With decisions now being made at the heart of enterprise strategy, the focus has moved toward integration rather than experimentation.
Enterprises are increasingly embedding AI into infrastructure, operations, and security frameworks so that value compounds over time, rather than remaining limited to isolated pilots.
As AI becomes more deeply woven into business planning, CIO priorities across Asia Pacific are also evolving.
Driving revenue growth, improving profitability, and enhancing business and customer experience have emerged as the top three objectives shaping technology decisions.

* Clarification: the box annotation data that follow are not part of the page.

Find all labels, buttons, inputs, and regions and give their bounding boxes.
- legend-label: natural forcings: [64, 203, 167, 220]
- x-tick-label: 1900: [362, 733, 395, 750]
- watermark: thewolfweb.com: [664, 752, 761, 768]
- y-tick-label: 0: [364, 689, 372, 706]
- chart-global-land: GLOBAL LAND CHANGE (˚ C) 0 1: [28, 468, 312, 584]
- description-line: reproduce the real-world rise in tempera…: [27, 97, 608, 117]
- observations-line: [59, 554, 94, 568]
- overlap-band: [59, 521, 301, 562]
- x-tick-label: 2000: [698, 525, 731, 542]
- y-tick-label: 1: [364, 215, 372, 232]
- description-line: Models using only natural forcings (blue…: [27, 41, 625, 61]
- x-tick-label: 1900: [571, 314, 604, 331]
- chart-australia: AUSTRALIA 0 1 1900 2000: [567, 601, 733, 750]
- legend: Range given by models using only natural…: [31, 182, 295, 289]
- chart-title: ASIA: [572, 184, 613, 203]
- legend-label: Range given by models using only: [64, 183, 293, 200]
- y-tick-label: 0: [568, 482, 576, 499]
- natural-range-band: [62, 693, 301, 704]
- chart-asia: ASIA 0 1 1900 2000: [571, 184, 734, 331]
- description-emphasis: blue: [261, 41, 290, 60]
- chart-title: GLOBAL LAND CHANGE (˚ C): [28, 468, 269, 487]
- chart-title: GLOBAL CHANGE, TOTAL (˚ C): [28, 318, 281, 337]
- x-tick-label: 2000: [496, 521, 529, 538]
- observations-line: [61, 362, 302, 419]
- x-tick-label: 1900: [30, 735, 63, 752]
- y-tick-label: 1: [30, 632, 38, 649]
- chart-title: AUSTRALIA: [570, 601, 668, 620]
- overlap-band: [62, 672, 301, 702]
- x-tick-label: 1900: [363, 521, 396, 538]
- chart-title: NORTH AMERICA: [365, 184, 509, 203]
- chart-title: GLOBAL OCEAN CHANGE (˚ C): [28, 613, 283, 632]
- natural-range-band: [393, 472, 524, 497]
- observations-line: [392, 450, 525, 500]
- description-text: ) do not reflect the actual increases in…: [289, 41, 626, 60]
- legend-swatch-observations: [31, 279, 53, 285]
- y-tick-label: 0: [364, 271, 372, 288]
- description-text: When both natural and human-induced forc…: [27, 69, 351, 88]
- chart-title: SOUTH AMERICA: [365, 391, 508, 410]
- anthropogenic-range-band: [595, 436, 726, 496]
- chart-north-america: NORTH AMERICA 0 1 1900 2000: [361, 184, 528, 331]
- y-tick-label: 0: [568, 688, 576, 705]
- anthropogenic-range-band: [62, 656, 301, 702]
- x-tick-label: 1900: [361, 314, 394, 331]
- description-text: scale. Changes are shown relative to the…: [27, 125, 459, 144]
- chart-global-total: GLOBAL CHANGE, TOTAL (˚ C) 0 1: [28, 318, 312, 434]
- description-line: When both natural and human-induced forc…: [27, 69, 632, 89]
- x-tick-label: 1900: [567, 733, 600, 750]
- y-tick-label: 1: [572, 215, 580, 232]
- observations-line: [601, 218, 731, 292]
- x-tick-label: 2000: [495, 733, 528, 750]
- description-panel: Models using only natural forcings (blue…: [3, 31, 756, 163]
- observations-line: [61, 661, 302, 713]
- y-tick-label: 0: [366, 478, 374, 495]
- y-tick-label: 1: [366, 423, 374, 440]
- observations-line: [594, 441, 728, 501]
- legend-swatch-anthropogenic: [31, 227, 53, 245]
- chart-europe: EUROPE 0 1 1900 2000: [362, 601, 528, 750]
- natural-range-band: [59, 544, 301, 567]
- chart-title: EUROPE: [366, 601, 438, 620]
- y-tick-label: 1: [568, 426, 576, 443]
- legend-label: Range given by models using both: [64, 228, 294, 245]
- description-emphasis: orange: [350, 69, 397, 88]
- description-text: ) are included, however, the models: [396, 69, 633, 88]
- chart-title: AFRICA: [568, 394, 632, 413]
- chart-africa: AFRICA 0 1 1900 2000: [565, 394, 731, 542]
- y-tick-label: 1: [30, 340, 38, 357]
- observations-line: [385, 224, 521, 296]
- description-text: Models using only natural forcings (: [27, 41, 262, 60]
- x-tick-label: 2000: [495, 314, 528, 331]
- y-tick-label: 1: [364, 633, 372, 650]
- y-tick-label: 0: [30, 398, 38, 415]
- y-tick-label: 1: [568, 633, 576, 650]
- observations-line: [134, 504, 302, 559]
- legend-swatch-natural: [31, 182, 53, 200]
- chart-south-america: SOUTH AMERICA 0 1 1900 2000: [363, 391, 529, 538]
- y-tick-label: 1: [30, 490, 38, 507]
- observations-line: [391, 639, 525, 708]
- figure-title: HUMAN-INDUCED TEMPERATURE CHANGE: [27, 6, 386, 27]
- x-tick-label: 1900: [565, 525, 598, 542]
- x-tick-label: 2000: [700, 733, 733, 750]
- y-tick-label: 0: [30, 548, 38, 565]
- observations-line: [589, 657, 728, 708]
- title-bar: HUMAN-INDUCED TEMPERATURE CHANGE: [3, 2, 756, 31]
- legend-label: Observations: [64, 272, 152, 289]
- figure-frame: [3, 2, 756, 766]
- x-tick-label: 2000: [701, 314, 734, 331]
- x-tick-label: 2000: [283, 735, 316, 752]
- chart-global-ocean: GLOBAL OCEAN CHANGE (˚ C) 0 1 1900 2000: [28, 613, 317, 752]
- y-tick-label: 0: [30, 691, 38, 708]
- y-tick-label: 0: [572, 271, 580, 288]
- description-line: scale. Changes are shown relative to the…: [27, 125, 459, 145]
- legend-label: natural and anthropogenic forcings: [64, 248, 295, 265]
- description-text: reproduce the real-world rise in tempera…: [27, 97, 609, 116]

The Playbook notes that CIOs are no longer being measured solely on cost efficiency or system uptime, but on their ability to translate AI investments into measurable business outcomes.
This shift is reflected in the study’s move from last year’s “AI-nomics” focus on ROI validation toward outcomes-led AI adoption. While confidence in AI remains high, organizations are applying stricter discipline to ensure that investments deliver sustained impact at scale.
Around 88 percent of Asia Pacific organizations expect positive returns from AI in 2026, with an average anticipated ROI of 2.8 times, or roughly US$2.85 for every US$1 invested.

Despite this optimism, scaling AI beyond proof-of-concept remains a persistent challenge, highlighting the importance of governance, operating models, and full lifecycle management.
AI adoption itself is also broadening well beyond traditional IT domains. Across Asia Pacific, 66 percent of organizations are already piloting or systematically adopting AI, while 15 percent remain in early stages and 19 percent are still evaluating adoption. ASEAN+ follows a similar trajectory, with 67 percent actively piloting or deploying AI.
Increasingly, AI is being applied across customer service, marketing, operations, finance, and industry-specific functions, reshaping how enterprises operate day to day.
Notably, half of surveyed organizations report that non-IT departments are now directly funding AI initiatives, elevating the CIO’s role into that of an enterprise-wide orchestrator.
One of the most significant developments highlighted in the Playbook is the rise of agentic AI, which is expected to become the next major enterprise opportunity.
Today, about 21 percent of Asia Pacific organizations report significant use of agentic AI, while nearly 60 percent are exploring or planning limited deployments, particularly in sectors such as telecommunications, healthcare, and government where operational complexity is high. However, readiness remains uneven.
Only 10 percent of organizations consider themselves prepared for large-scale agentic AI implementation, and more than four in ten expect it will take over a year to meaningfully scale, with security, governance, data quality, and system integration cited as key barriers.
Infrastructure strategy is emerging as another defining issue for CIOs as AI workloads grow. The Playbook finds that 86 percent of Asia Pacific organizations now incorporate on-premises or edge environments as part of hybrid AI architectures, effectively making hybrid AI the default deployment model.

In ASEAN+, 81 percent of enterprises prefer hybrid architectures to balance performance, security, regulatory requirements, and cost, especially as inferencing workloads and mission-critical applications expand.
Looking ahead to 2026, the study outlines several imperatives shaping enterprise AI strategies. Inferencing is set to become the primary value engine, with lifecycle costs far exceeding those of model training and a growing reliance on distributed edge infrastructure.
Employee productivity is also rising as a strategic priority, driven by the deployment of AI-enabled devices and the growing shift toward AI PCs with on-device agents. At the same time, the biggest challenge remains scale. While most organizations are confident in AI’s potential returns, only about half of AI proofs-of-concept currently reach production, making execution and integration the real test for enterprise leaders in the year ahead.